Dessensibilização sistemática: definição e aplicações na psicoterapia

A dessensibilização sistemática foi uma técnica desenvolvida por Wolpe em 1958 para tratamento de ansiedade, e que tem base nos estudos de Pavlov (Azar, 2020). É fundamentada na ideia da generalização respondente, de que um objeto / situação que cause medo em uma pessoa, se generaliza para outras situações / objetos parecidos, e assim é possível realizar uma exposição gradual aos estímulos que causam medo, associando a técnicas de relaxamento, até que a ansiedade frente a esses estímulos se extingua (Moreira & Medeiros, 2019).
Por exemplo, uma pessoa que tenha desenvolvido medo de aranha, provavelmente sentirá um medo 10, em uma escala de 0 a 10, de tocar em uma aranha.
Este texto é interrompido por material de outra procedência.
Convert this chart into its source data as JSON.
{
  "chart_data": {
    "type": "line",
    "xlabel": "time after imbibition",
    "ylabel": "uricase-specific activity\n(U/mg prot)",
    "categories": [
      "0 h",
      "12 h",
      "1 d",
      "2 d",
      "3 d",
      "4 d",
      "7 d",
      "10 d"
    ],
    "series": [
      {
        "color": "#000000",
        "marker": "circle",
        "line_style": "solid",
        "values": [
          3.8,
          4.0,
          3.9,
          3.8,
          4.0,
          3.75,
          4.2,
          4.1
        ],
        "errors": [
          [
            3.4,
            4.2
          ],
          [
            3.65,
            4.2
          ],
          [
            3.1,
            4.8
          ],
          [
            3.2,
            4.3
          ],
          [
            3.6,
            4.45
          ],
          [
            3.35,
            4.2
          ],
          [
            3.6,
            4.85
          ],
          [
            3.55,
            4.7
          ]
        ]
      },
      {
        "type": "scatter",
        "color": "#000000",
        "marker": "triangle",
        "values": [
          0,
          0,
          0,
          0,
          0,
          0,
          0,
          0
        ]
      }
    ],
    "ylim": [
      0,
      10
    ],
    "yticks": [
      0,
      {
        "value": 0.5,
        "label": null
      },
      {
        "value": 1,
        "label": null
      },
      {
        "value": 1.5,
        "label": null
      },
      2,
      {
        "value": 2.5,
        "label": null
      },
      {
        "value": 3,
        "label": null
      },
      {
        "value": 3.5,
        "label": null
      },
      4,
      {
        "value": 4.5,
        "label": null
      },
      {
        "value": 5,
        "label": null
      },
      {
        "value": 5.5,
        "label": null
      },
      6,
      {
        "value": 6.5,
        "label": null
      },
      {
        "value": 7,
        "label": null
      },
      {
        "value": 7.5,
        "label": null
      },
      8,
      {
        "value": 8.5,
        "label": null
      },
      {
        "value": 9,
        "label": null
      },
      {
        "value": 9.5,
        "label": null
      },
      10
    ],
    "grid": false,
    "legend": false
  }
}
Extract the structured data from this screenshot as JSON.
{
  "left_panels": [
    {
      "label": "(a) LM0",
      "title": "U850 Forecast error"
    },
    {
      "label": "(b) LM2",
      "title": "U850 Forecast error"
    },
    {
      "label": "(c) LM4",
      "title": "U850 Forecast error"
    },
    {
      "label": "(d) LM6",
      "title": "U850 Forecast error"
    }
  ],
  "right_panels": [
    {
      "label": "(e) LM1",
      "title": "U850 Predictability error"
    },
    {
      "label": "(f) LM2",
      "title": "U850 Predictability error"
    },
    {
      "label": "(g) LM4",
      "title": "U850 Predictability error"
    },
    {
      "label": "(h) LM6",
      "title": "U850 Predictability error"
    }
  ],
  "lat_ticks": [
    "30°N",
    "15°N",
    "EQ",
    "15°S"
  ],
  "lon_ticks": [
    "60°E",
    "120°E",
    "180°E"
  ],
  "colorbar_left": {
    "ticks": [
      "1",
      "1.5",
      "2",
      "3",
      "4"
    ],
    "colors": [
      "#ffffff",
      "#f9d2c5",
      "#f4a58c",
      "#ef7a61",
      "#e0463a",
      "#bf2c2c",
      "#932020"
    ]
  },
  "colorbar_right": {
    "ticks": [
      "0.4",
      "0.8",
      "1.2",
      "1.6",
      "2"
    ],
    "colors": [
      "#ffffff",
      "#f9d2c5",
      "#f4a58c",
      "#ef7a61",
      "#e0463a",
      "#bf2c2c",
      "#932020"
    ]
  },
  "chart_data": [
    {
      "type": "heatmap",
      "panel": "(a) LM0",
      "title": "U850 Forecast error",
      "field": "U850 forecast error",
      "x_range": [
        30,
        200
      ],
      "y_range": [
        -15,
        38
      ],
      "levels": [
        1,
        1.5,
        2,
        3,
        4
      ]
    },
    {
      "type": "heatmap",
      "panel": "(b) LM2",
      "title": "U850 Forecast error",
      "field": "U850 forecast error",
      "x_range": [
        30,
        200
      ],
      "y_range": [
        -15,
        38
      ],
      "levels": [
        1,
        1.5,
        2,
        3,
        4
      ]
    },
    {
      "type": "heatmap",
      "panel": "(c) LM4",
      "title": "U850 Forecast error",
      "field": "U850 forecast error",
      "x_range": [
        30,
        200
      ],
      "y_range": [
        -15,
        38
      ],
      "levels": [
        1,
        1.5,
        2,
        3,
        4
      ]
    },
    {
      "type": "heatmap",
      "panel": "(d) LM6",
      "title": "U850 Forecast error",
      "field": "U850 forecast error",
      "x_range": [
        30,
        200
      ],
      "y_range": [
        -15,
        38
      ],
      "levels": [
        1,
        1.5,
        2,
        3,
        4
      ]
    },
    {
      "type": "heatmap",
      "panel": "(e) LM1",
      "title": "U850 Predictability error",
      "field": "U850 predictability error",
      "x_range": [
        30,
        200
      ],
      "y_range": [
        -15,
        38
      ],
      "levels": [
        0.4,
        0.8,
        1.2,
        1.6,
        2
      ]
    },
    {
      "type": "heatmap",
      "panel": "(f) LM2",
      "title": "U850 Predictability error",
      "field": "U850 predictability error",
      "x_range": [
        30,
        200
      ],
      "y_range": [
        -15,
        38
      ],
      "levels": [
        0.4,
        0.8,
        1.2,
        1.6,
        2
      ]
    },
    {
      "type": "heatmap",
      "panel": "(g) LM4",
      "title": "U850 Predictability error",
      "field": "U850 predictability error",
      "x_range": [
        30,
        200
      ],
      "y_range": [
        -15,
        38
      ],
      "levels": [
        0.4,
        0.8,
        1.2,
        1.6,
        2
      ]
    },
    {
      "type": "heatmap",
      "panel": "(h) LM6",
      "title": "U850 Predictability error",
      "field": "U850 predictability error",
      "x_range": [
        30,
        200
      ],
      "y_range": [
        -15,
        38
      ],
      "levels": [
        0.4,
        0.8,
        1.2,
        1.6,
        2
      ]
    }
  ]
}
Ainda, ver uma aranha de brinquedo andando na sua frente pode ser classificada como um medo 8, tocar em uma aranha de pelúcia pode ser um medo 6, e apenas imaginar uma aranha pode ser um medo 2. Logo, a ideia é que a pessoa se exponha primeiro aos estímulos de menor medo, aprendendo a manejar sua ansiedade por meio de técnicas de relaxamento, e que aos poucos possa progredir na escala até o nível de maior medo, visando o objetivo de que este não desencadeie mais as sensações de ansiedade iniciais (Moreira & Medeiros, 2019).
A dessensibilização sistemática é uma técnica utilizada para ansiedades “irracionais”. Isso significa que, em alguns contextos, a ansiedade sentida pelo paciente pode ser racional, por exemplo, caso ele tenha medo de dirigir, mas nunca tenha tirado carta e não saiba fazer esta tarefa. Nesse caso, a ansiedade o protege de se colocar em uma situação de fato perigosa, e o melhor caminho seria desenvolver a habilidade de dirigir antes de mais nada.
Agora, em uma outra situação, na qual o paciente tenha tirado carta, saiba dirigir, mas fique ansioso pensando que vai morrer toda vez que dirige em sua cidade, podemos considerar a ansiedade “irracional”. Nesse caso, a dessensibilização sistemática é uma técnica que pode ser utilizada para ajudá-lo a se expor a esta situação que traz prejuízos em seu dia a dia (Turner, 2007).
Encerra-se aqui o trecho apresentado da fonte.